Capo d’Orlando, il clamoroso autogol della Lista Orlandina fa ancora discutere

L’atteggiamento da piccoli ducetti crescono, nei confronti della consigliera comunale Linda Liotta, secondo i tre consiglieri, diconsi tre, che hanno deciso motu propriu di allontanarla dalla Lista Orlandina,  fa ancora discutere a distanza di oltre tre settimane da quell’incomprensibile ed ingiusto provvedimento. La posizione dei tre,  capogruppo Colombo, Facciolà e Leonino, è stata mal digerita dall’opinione pubblica che ancora non si dà pace.

L’epurazione tipica da Politburo’, subita da Linda Liotta e di cui ancora oggi non sappiamo di quale infame reato si sia macchiata, visto che aveva dato prova di assoluta corretteza nei confronti dei suoi colleghi di lista, della maggioranza ingrilliana e dei cittadini tutti, rimane avvolta dal mistero. Inoltre, la nota del consigliere Liotta, diramata a seguito della sua epurazione dalla lista “affondata e guidata” dall’ex sindaco Sindoni, non ha sortito alcun riscontro dell’attuale primo cittadino, Franco Ingrillì. Non che fossero necessari grandi proclami o nitide dichiarazioni di solidarietà da parte delle Istituzioni per l’ingiustificato ed immotivato gesto tirannico compiuto a carico della Liotta, ma un cenno di vicinanza riteniamo fosse il minimo che un sindaco avrebbe dovuto fare a protezione del proprio consigliere. Simile all’atteggiamento del sindaco anche la scelta del cosiddetto responsabile della Lista Orlandina, assessore alle Politiche giovanili e Pubblica Istruzione, con delega al silenzio, Andrea Paterniti. Nessuna parola neanche da parte dell’ex vice sindaco/assessore.

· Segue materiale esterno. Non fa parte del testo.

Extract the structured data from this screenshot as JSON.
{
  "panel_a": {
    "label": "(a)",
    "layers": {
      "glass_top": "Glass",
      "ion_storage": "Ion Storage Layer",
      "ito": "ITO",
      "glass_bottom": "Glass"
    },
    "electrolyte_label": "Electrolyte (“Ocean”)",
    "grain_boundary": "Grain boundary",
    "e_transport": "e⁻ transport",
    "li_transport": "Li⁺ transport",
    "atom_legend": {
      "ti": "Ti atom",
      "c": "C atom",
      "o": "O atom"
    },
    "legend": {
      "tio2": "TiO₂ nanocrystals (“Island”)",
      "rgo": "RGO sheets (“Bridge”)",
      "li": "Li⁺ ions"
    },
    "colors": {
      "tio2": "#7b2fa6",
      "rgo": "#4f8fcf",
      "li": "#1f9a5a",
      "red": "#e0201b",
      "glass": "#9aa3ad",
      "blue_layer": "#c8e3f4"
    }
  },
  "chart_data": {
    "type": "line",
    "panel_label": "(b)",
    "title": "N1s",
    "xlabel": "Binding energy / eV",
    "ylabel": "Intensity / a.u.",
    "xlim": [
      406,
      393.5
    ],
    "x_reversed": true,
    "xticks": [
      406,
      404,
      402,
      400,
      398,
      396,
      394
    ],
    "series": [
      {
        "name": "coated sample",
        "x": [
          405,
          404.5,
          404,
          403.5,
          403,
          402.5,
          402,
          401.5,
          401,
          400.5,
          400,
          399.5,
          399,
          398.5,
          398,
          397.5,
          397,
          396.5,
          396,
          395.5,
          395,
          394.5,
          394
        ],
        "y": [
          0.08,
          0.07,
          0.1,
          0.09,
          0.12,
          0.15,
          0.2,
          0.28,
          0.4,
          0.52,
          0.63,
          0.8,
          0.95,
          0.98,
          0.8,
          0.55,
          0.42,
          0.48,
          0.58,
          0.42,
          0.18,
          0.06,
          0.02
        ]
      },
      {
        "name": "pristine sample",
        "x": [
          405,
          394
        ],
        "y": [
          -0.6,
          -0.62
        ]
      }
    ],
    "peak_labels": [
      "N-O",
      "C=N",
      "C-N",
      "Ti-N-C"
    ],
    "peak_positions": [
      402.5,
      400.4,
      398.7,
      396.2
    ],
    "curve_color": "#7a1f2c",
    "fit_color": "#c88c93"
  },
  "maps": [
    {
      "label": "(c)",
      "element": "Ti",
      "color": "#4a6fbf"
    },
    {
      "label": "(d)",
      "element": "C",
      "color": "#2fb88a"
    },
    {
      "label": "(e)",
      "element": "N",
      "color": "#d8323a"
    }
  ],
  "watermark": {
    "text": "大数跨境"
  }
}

Diciamocelo chiaro, la Liotta ha ricevuto attestazioni di solidarietà da parte dei cittadini e questo resterà nella storia del nostro Paese, come anche rimarrà indelebile il sapore amaro della sopraffazione da lei subita. Per capire come il sindaco intenderà trattare questa pagina tutt’altro che da libro Cuore, dobbiamo aspettare il 5 febbraio, data del prossimo Consiglio comunale? Intanto, che facciamo, continueremo a passare insonni le notti che separano il tempo da quì al 5 febbraio?